= Classical music blog =

Form of Music Blog

Screenshot of The Rest is Noise, a classical music blog by Alex Ross

A classical music blog uses the blogging format to cover classical music issues from a wide range of perspectives, including music lovers, individual performers and ensembles, composers, arts organizations and music critics.

==Overview==
As blogging has become increasingly popular, the blogrolls for classical music (like those for other genres) have grown increasingly long. "And yes, they are read," wrote music critic Anne Midgette in The New York Times. She reported that an anonymous blogger had posted her wedding picture on their blog, and within 24 hours she had heard about it from both a leading music critic and the marketing director of a major orchestra. The young opera singer Anne-Carolyn Bird uses her blog, The Concert, to chronicle the ups and downs of building a career in her profession, but finds it a useful networking tool as well. A fellow Tanglewood Music Center alumnus, composer Judd Greenstein, tracked her down via her blog, which led to her giving a recital in his concert series. By May 2007, her blog was receiving 250 visitors a day, including opera administrators, critics and fellow singers. Writing in The New Yorker, Alex Ross suggested that the growth of classical music blogs (from dozens when he started his own blog in 2004 to hundreds by 2007) could also be a positive force for maintaining and possibly building the audience for classical music. By giving performers and composers a far wider voice than they ever had before, their blogs put a human face on what Ross termed an "alien culture". He went on to write, "If, as people say, the Internet is a paradise for geeks, it would logically work to the benefit of one of the most opulently geeky art forms in history."

==Print journalism and blogs==
James Jorden launched Parterre Box, a magazine devoted to opera, in 1993; since 2001 it is purely published as a blog. In November 2006, the British arts journalist and author Norman Lebrecht devoted his weekly column in the Evening Standard to the proliferation of classical music blogs but attacked the accuracy of much of their reporting, describing them as "opinion-rich and info-poor". Still, that did not keep him from concluding that "until bloggers deliver hard facts ... paid for newspapers will continue to set the standard as the only show in town".

Lebrecht launched his own blog, Slipped Disc, soon thereafter. Several professional critics and journalists specializing in classical music had already preceded him with independent blogs in addition to their paid work for the print media. These include Alex Ross, of The New Yorker (The Rest is Noise), Joshua Kosman of the San Francisco Chronicle (On a Pacific Aisle), and Jessica Duchen of The Independent (Jessica Duchen's Classical Music Blog).

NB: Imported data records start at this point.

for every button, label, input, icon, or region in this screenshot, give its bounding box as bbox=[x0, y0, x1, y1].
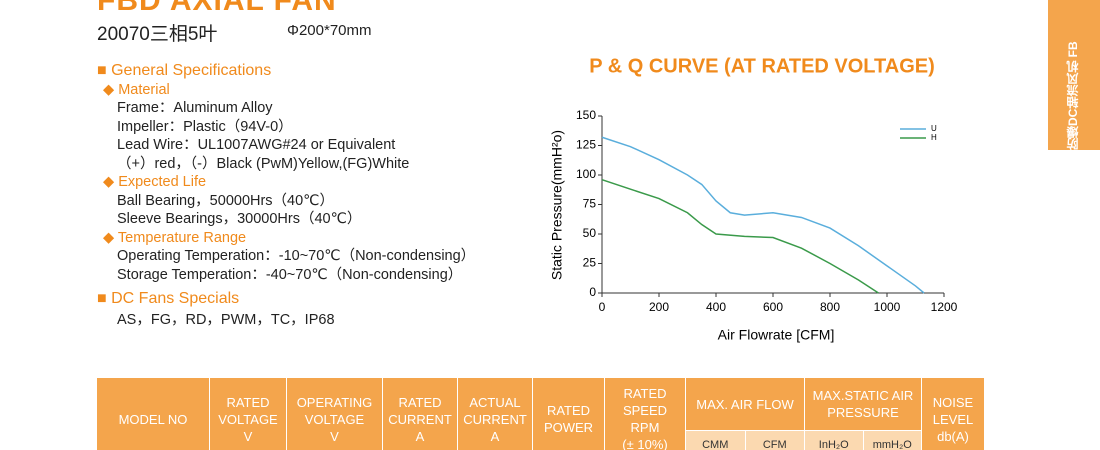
side-tab: 防爆DC轴流风机 FB bbox=[1048, 0, 1100, 150]
sub-header: InH₂O bbox=[805, 430, 864, 450]
y-tick-label: 25 bbox=[583, 256, 597, 270]
spec-line: Sleeve Bearings，30000Hrs（40℃） bbox=[117, 211, 362, 227]
spec-line: Impeller：Plastic（94V-0） bbox=[117, 118, 293, 135]
section-title: General Specifications bbox=[97, 62, 475, 81]
specs: General SpecificationsMaterialFrame：Alum… bbox=[97, 58, 475, 329]
x-tick-label: 400 bbox=[706, 300, 726, 314]
series-line bbox=[601, 136, 925, 294]
column-header: RATED CURRENT A bbox=[383, 378, 458, 450]
sub-header: mmH₂O bbox=[863, 430, 922, 450]
y-tick-label: 125 bbox=[576, 138, 596, 152]
y-tick-label: 150 bbox=[576, 108, 596, 122]
y-axis-label: Static Pressure(mmH²o) bbox=[549, 130, 565, 280]
spec-line: Frame：Aluminum Alloy bbox=[117, 100, 273, 116]
x-axis-label: Air Flowrate [CFM] bbox=[718, 327, 835, 343]
spec-line: Ball Bearing，50000Hrs（40℃） bbox=[117, 192, 334, 209]
column-header: RATED VOLTAGE V bbox=[210, 378, 287, 450]
x-tick-label: 600 bbox=[763, 300, 783, 314]
column-header: RATED SPEED RPM (± 10%) bbox=[605, 378, 686, 450]
side-tab-text: 防爆DC轴流风机 FB bbox=[1066, 41, 1080, 150]
chart-title: P & Q CURVE (AT RATED VOLTAGE) bbox=[589, 55, 935, 77]
y-tick-label: 75 bbox=[583, 197, 597, 211]
model-name: 20070三相5叶 bbox=[97, 24, 218, 45]
spec-line: （+）red，（-）Black (PwM)Yellow,(FG)White bbox=[117, 155, 410, 172]
x-tick-label: 1200 bbox=[931, 300, 958, 314]
y-tick-label: 0 bbox=[589, 285, 596, 299]
spec-line: AS，FG，RD，PWM，TC，IP68 bbox=[117, 311, 335, 328]
page-title: FBD AXIAL FAN bbox=[97, 0, 337, 17]
section-title: DC Fans Specials bbox=[97, 290, 475, 309]
x-tick-label: 0 bbox=[599, 300, 606, 314]
column-header: MAX. AIR FLOW bbox=[686, 378, 805, 430]
sub-header: CFM bbox=[745, 430, 805, 450]
column-header: MAX.STATIC AIR PRESSURE bbox=[805, 378, 922, 430]
group-heading: Material bbox=[103, 81, 475, 100]
column-header: ACTUAL CURRENT A bbox=[458, 378, 533, 450]
group-heading: Expected Life bbox=[103, 173, 475, 192]
model-size: Φ200*70mm bbox=[287, 22, 372, 39]
x-tick-label: 200 bbox=[649, 300, 669, 314]
column-header: NOISE LEVEL db(A) bbox=[922, 378, 985, 450]
column-header: OPERATING VOLTAGE V bbox=[287, 378, 383, 450]
group-heading: Temperature Range bbox=[103, 229, 475, 248]
series-line bbox=[601, 179, 879, 294]
y-tick-label: 50 bbox=[583, 226, 597, 240]
legend-label: U bbox=[931, 124, 937, 133]
column-header: RATED POWER bbox=[533, 378, 605, 450]
spec-line: Storage Temperation：-40~70℃（Non-condensi… bbox=[117, 266, 463, 283]
x-tick-label: 1000 bbox=[874, 300, 901, 314]
sub-header: CMM bbox=[686, 430, 746, 450]
spec-line: Lead Wire：UL1007AWG#24 or Equivalent bbox=[117, 137, 396, 153]
spec-line: Operating Temperation：-10~70℃（Non-conden… bbox=[117, 248, 476, 264]
column-header: MODEL NO bbox=[97, 378, 210, 450]
x-tick-label: 800 bbox=[820, 300, 840, 314]
legend-label: H bbox=[931, 133, 937, 142]
y-tick-label: 100 bbox=[576, 167, 596, 181]
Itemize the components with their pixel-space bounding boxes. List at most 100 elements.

In addition to independent blogs by music journalists, print publications and radio stations are increasingly adding classical music blogs to their web sites, allowing their journalists more space to cover stories than would be possible in the print editions or on-air. Examples include Anthony Tommasini's blog at The New York Times, Janelle Gelfand's at The Cincinnati Enquirer, Jens F. Laurson's blog for the Washington, D.C. classical radio station WETA, and Scott Foglesong's blog for the San Francisco Examiner. David and Francisco Salazar publish opera-related news in Opera Wire in collaboration with Dallas Opera.

Despite criticism and caution from the side of some professionals, classical music blogging has become viable because it fills a gap that print journalism has left open. Writing about Ionarts, a classical music blog in Washington, D.C., Marc Fisher of The Washington Post points out that "gradually, as such things happen, word spread about a place where music fans could find serious criticism and coverage of concerts and recitals too small or obscure to capture the attention of the Posts Style section." According to Ionarts blogger, Charles T. Downey, "With the unlimited space of a blog and a more specialized audience, there were things we could cover that the Post wouldn't or couldn't."